For his part, Brauchler is sitting on the fence. “Time will tell whether this order will accomplish what the government aims to achieve,” he said. “I’m wary of the risk that the government could damage competition in the AI space or the open source community, along with user privacy, but this EO isn’t necessarily a positive or negative step in either direction.”

Tech blogger Shelly Palmer brought up the contrarian view when he wrote in his recent newsletter that the EOis misguided political theater, adding bureaucratic overhead without efficacy. It may stimulate industry conversation, but it’s unlikely to yield substantive regulation.”

Finally, one of the biggest weaknesses of the EO is that it assumes government is here to help advance the cause of AI and that it will be effective. Those are open issues.

Speaking of which, the EO ignores the world of open systems, the place where much initial AI work originated. “I do wish we had seen something on open source and open science in the EO,” saidMark Surman, president of the Mozilla Foundation. “Openness and transparency are key if we want the benefits of AI to reach the majority of humanity, rather than seeing them applied only to use cases where profit is the primary motivator.”

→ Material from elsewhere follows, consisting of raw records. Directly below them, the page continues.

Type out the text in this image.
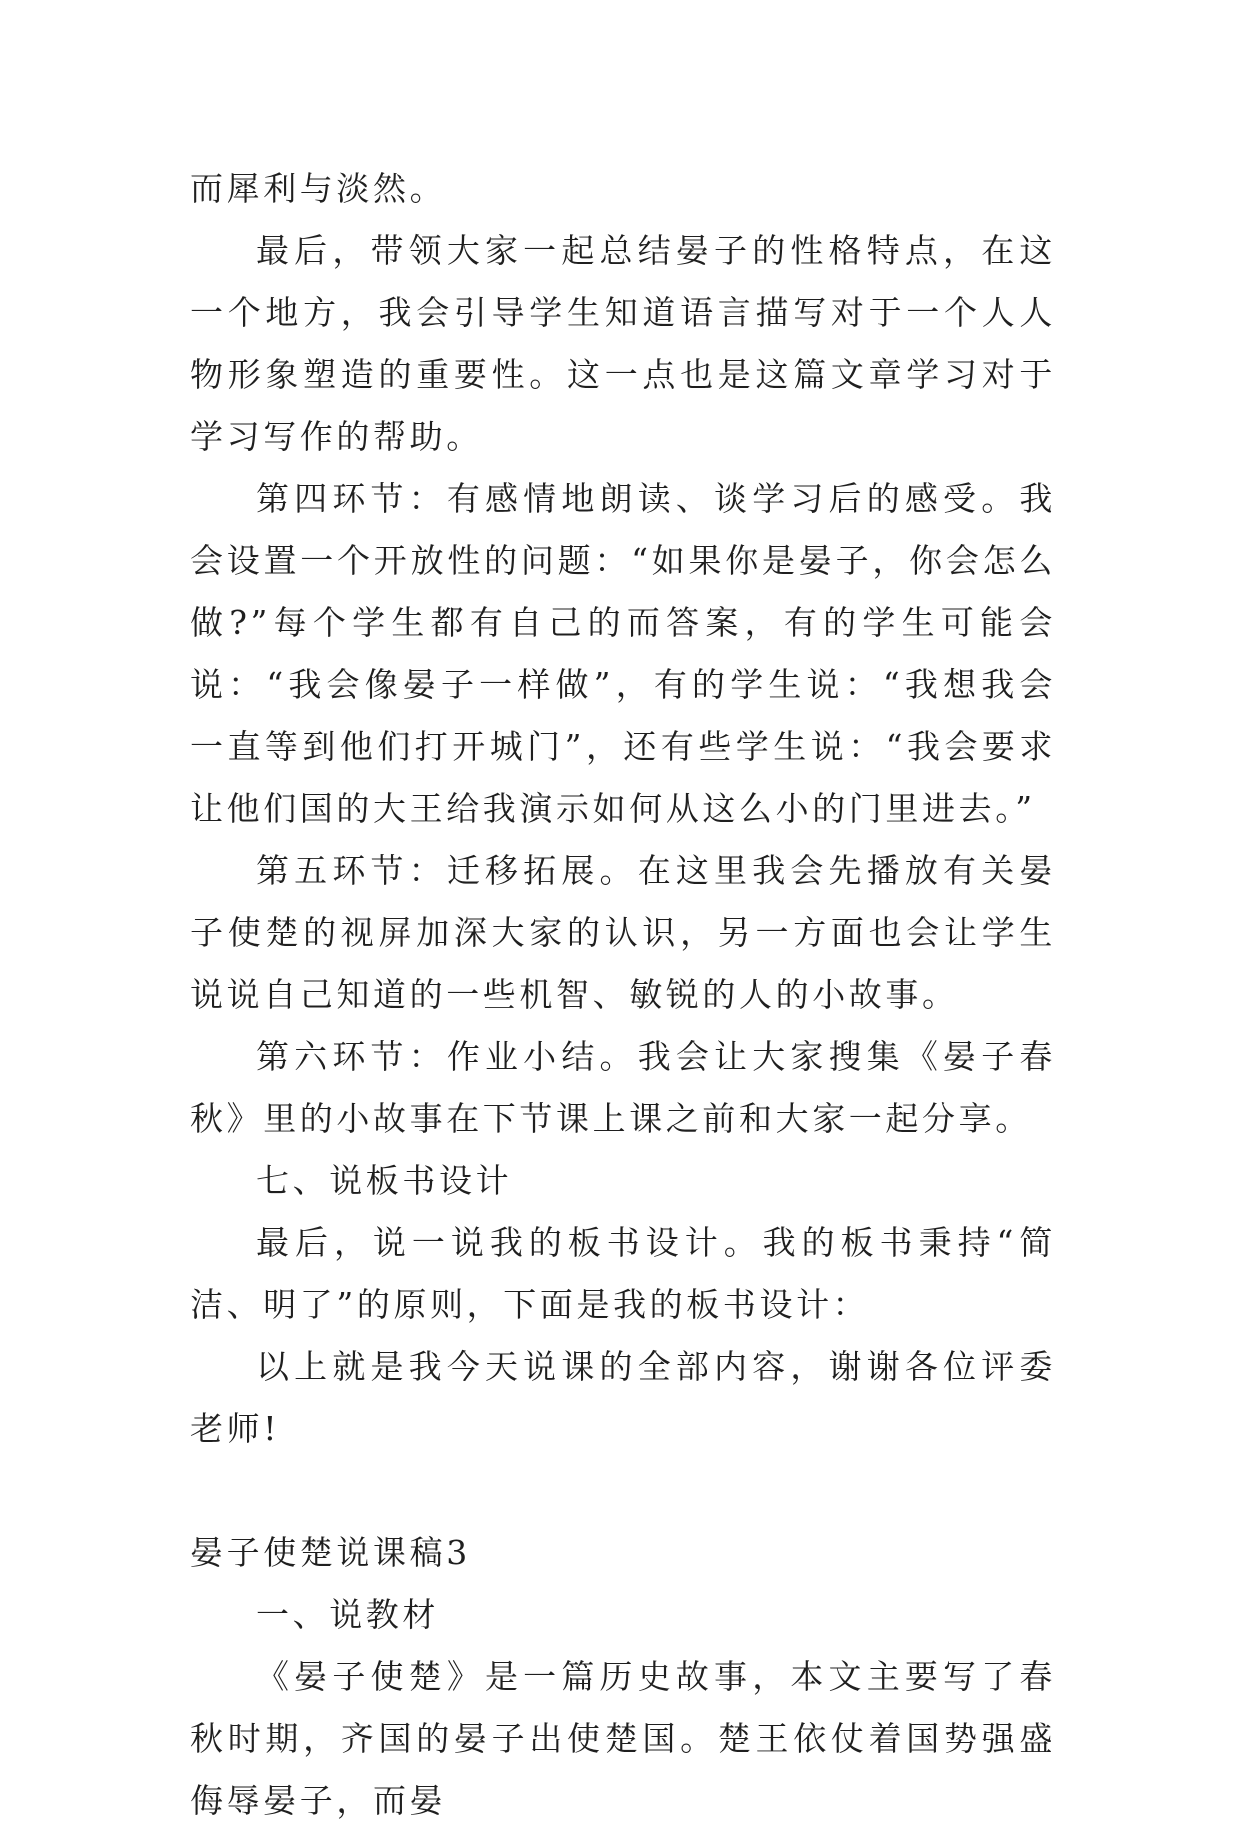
而犀利与淡然。

最后，带领大家一起总结晏子的性格特点，在这一个地方，我会引导学生知道语言描写对于一个人人物形象塑造的重要性。这一点也是这篇文章学习对于学习写作的帮助。

第四环节：有感情地朗读、谈学习后的感受。我会设置一个开放性的问题：“如果你是晏子，你会怎么做?”每个学生都有自己的而答案，有的学生可能会说：“我会像晏子一样做”，有的学生说：“我想我会一直等到他们打开城门”，还有些学生说：“我会要求让他们国的大王给我演示如何从这么小的门里进去。”

第五环节：迁移拓展。在这里我会先播放有关晏子使楚的视屏加深大家的认识，另一方面也会让学生说说自己知道的一些机智、敏锐的人的小故事。

第六环节：作业小结。我会让大家搜集《晏子春秋》里的小故事在下节课上课之前和大家一起分享。

七、说板书设计

最后，说一说我的板书设计。我的板书秉持“简洁、明了”的原则，下面是我的板书设计：

以上就是我今天说课的全部内容，谢谢各位评委老师!

晏子使楚说课稿3

一、说教材

《晏子使楚》是一篇历史故事，本文主要写了春秋时期，齐国的晏子出使楚国。楚王依仗着国势强盛侮辱晏子，而晏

Also missing is any mention of public/private partnerships that can bring about its numerous goals, policy directions and good ideas. One exception is the mention of the expansion of the National AI Research Institute program, which has 25 academic institutions that are funded by the National Science Foundation. Will any private AI providers be part of this program? That isn’t clear, but they should be.

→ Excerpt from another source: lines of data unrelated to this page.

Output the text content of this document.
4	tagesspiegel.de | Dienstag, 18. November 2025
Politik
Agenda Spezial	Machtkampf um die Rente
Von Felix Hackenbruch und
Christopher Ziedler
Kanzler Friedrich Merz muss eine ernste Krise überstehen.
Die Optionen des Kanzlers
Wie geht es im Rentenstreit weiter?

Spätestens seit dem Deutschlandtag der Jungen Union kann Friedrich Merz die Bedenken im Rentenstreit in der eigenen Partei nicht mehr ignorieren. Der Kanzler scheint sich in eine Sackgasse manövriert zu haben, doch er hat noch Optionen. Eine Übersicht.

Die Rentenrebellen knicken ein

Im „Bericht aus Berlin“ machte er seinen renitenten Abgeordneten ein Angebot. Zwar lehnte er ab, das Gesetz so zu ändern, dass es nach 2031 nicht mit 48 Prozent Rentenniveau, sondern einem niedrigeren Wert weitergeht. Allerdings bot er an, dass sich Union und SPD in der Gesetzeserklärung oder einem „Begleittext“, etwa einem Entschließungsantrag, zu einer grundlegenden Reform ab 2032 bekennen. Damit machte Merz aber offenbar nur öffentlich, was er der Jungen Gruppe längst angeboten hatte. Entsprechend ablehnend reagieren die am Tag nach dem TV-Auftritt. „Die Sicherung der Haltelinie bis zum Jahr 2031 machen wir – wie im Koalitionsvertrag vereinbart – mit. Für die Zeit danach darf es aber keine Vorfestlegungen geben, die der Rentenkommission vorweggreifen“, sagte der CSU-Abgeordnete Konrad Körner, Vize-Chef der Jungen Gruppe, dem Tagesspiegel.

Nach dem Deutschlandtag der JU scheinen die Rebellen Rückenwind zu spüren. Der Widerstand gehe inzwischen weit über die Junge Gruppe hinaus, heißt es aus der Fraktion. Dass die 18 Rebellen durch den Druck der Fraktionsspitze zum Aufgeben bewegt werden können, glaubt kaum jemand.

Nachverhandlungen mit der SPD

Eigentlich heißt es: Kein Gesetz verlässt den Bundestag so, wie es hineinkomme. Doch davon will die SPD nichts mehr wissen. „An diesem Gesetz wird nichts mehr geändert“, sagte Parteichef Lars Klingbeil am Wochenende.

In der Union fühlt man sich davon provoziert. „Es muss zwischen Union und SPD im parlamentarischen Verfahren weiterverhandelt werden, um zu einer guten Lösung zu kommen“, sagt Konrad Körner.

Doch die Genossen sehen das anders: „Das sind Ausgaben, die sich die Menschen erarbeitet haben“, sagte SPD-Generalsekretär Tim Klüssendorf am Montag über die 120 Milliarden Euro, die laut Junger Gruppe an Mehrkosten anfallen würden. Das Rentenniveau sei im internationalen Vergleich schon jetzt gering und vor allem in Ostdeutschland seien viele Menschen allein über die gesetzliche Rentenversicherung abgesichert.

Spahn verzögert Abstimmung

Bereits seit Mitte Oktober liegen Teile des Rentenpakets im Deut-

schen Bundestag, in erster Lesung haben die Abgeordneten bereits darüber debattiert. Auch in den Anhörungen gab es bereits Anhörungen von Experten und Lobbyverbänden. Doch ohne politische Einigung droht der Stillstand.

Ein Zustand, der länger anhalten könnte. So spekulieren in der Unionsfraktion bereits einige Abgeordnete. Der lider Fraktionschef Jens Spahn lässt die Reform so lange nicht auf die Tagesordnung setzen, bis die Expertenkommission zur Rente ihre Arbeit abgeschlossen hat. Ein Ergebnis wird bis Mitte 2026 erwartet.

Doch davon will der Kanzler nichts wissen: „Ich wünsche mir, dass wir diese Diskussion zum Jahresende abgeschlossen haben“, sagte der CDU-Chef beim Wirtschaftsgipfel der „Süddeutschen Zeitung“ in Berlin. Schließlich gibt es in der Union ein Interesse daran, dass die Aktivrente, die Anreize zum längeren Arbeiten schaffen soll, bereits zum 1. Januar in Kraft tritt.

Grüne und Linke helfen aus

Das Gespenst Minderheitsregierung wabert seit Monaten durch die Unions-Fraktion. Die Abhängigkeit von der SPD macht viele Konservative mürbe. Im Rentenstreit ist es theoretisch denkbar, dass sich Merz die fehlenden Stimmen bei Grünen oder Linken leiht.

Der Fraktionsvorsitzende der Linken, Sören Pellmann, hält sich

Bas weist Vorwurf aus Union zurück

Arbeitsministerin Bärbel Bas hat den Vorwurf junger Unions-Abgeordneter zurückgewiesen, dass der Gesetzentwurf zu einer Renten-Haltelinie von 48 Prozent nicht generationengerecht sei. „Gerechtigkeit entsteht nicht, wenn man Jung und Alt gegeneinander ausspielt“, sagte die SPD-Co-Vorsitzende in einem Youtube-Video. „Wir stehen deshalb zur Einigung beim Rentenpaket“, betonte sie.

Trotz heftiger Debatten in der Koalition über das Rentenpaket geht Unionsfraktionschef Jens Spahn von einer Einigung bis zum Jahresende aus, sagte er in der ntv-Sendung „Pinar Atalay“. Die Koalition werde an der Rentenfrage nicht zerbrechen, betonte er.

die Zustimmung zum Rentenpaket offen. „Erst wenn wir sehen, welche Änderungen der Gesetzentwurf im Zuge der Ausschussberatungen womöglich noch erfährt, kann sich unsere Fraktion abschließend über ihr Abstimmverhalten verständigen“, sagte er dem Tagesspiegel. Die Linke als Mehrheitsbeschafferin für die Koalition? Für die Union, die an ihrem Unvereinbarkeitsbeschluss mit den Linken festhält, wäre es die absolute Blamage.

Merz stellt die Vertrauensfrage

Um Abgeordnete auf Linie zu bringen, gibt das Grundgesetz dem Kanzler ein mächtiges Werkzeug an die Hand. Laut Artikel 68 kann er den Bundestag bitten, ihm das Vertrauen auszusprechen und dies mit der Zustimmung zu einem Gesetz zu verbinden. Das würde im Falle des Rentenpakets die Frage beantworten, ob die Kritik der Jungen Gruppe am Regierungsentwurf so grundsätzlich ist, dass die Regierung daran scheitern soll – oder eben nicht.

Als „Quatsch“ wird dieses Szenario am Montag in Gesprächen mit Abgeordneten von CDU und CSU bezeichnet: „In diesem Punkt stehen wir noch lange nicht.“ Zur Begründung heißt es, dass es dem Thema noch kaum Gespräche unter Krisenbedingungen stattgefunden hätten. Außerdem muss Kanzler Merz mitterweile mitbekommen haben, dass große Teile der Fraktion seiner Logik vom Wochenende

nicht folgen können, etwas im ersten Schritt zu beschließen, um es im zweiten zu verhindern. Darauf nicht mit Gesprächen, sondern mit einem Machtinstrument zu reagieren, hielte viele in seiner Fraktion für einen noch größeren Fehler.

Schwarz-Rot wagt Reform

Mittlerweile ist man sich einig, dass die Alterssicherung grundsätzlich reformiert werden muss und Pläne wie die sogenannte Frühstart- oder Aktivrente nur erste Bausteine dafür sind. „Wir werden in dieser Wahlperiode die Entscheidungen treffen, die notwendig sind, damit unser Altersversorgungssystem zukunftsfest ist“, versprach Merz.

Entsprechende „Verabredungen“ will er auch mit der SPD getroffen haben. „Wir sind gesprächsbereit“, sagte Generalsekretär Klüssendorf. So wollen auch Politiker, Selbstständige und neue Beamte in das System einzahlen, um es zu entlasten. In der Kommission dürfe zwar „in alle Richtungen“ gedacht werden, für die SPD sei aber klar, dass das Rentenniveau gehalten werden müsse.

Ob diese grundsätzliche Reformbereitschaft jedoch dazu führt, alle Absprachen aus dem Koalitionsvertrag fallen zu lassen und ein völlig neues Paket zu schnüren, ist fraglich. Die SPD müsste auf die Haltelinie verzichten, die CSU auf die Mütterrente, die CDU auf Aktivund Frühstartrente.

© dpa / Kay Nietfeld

And then there’s the belief by some Big Tech critics that this amounts to “regulatory capture.” That is, is all this regulatory superstructure put there thanks to Big Tech, which can afford to deal with regulations, so they can keep the AI field to themselves and stifle innovation? Perhaps, but some aren’t so sure.

“Effective regulation can actually accelerate progress,” said Standard AI CEO Jordan Fisher. “By ensuring smaller companies can participate, democratizing access, and putting safeguards in place, productization can move faster, and more confidently.”

But as Azanza of Veridas said, “It is paramount that we strike a balance between reaping the benefits of AI and mitigating its potential downsides.” I agree, but the balancing act will certainly be difficult.

All in all, the EO is still a good initial step toward understanding AI’s complexities and how the feds will find a niche that balances all these various — and sometimes seemingly contradictory — issues. If it can evolve as quickly as generative AI has done in the past year, it may succeed. If not, it will be a wasted opportunity to provide leadership and move the industry forward.